Let’s step back for a moment and take a global look at the sanitation picture. We are lucky to live and work in North America, where sanitation conditions are advanced compared to much of the world. The report says 2 billion people in the world lack a basic level of sanitation. Among other advances, the WHO would like to eliminate open defecation and see all people receive basic sanitation by 2030. 

That’s a tall order. According to the report, 19% of schools worldwide were estimated to have no sanitation service in 2019. Some 367 million children use pits, bucket latrines or have no sanitation facilities at all. In 28 countries, 10% of healthcare facilities in 2019 had no sanitation service. 

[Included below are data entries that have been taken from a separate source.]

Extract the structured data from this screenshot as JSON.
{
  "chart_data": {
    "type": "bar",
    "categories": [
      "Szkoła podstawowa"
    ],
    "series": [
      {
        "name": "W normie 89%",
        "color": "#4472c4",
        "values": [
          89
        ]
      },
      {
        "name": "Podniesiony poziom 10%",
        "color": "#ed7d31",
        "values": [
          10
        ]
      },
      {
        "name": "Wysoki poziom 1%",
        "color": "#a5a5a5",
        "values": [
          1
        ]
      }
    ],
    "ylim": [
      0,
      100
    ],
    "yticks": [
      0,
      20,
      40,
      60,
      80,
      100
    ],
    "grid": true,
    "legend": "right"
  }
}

These figures and the images conjured by them put our problems in the U.S. and Canada into perspective. We have a great advantage over much of the world, but that is not universal across our land, either. In poorer areas across America, people are still utilizing inadequate treatment systems that include direct effluent discharge into streams, ditches and backyards. In every region a good percentage of septic systems are failing and need replacement.

It’s true that our regulations have not kept pace with an aging infrastructure and constant development. Millions of onsite systems are certainly contaminating groundwater at this very moment. At the same time, owners of these systems balk at the concept of replacing them or plain don’t have the money to do so. The WHO and UNICEF report recognizes the issues and says government needs to make adjustments or the problem will get worse.

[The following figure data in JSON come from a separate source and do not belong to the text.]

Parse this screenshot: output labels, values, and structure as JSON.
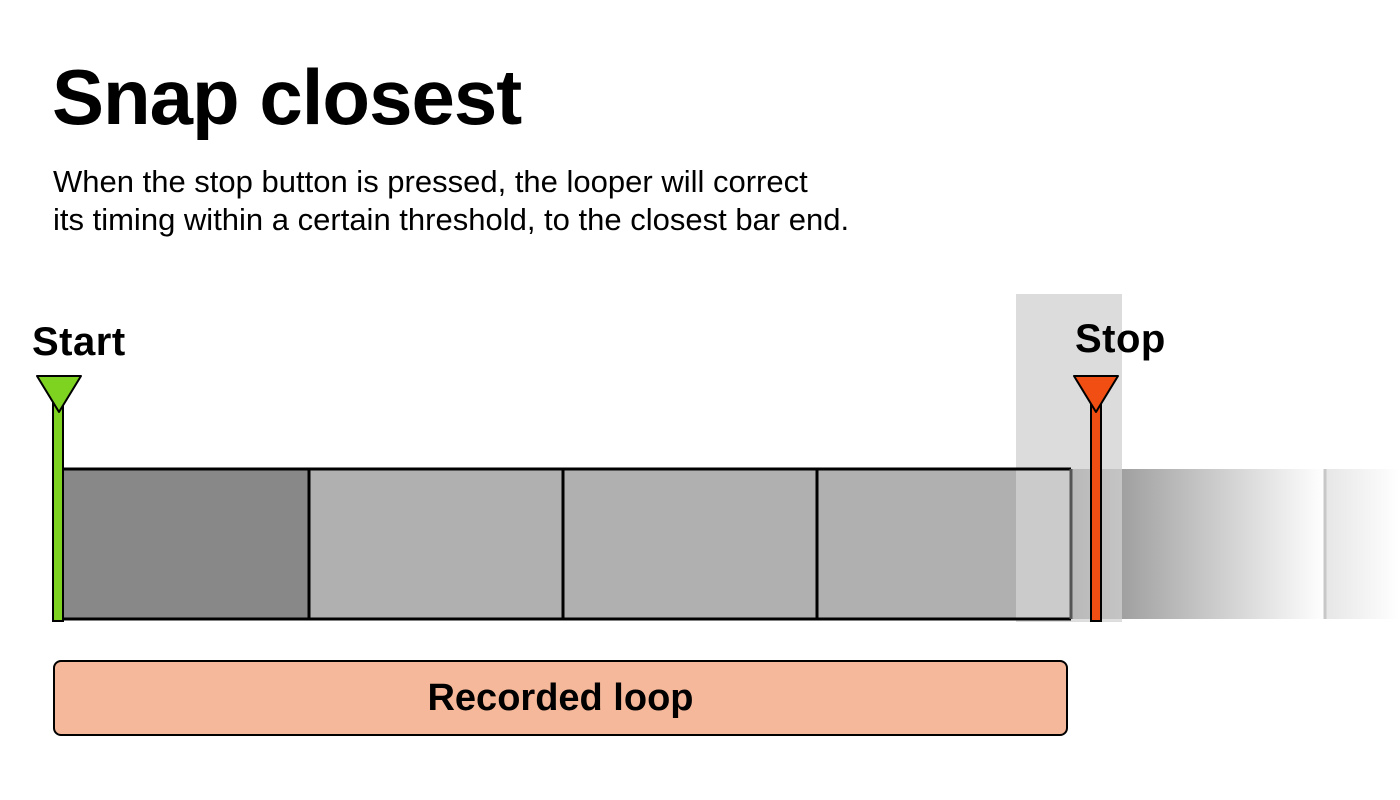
{
  "header": {
    "title": "Snap closest",
    "description_lines": [
      "When the stop button is pressed, the looper will correct",
      "its timing within a certain threshold, to the closest bar end."
    ]
  },
  "markers": {
    "start": {
      "label": "Start",
      "color": "#7ed321"
    },
    "stop": {
      "label": "Stop",
      "color": "#f04e12"
    }
  },
  "timeline": {
    "first_bar_color": "#888888",
    "bar_color": "#b0b0b0",
    "threshold_zone_color": "#dcdcdc"
  },
  "recorded_loop": {
    "label": "Recorded loop",
    "color": "#f6b89a"
  }
}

“Government seeking to support private sector investment in sanitation must develop a robust regulatory environment, enabling private sector to generate reliable and sufficient revenue streams to cover their investments and operations,” the report state. 

So governments must play a more aggressive role in encouraging inspections and upgrading systems. But at the same time, these bodies must seek creative ways to use grants, loans and other financial vehicles to support users who face large bills for upgrades. 

Help wanted

The report also recognizes another major hurdle if we are to improve the sanitation infrastructure: how to put enough people to work in the wastewater industry. As we know in the installing community, the industry is aging. Many of our best frontline workers are nearing retirement, and installers are constantly telling me they can’t find good workers to fill the ranks. Without well-trained and reliable crews, this important work will come to a standstill. 

Worker conditions are more dangerous in other countries, we know. 

“Many more sanitation workers are needed,” the report stated in a worldview that is mimicked here. “Yet sanitation workers, who are often poorly paid and stigmatized, are repeatedly exposed to health risks. Working conditions need to be progressively formalized to safeguard health and safety.”

We are better off in the U.S. and Canada, where worksite safety is mandated and wages and benefits for our crews are clearly better than in other parts of the world. But there is still much room for improvement. And one way to achieve those advances is through consumer education about the importance of properly functioning wastewater systems and placing a higher value on safe water supplies and a cleaner environment.

Helping at home

The report states that the “sanitation economy” represents a $62 billion market opportunity in one country alone, India, in 2021. “The sanitation economy can only thrive with development of a supportive regulatory environment that encourages initiative,” the report concludes. 

As to the report, I recall the old mantra of political activists: “Think globally, act locally.” 

We can do our part to improve the global outlook by working to fix problems right here at home. That means lobbying with our local, state and federal legislators for commonsense regulations that would lead to infrastructure improvements. It means encouraging health departments to approve new technologies to offer to your customers. And, most importantly, it means educating the public at every turn about the importance of septic system maintenance and upgrades.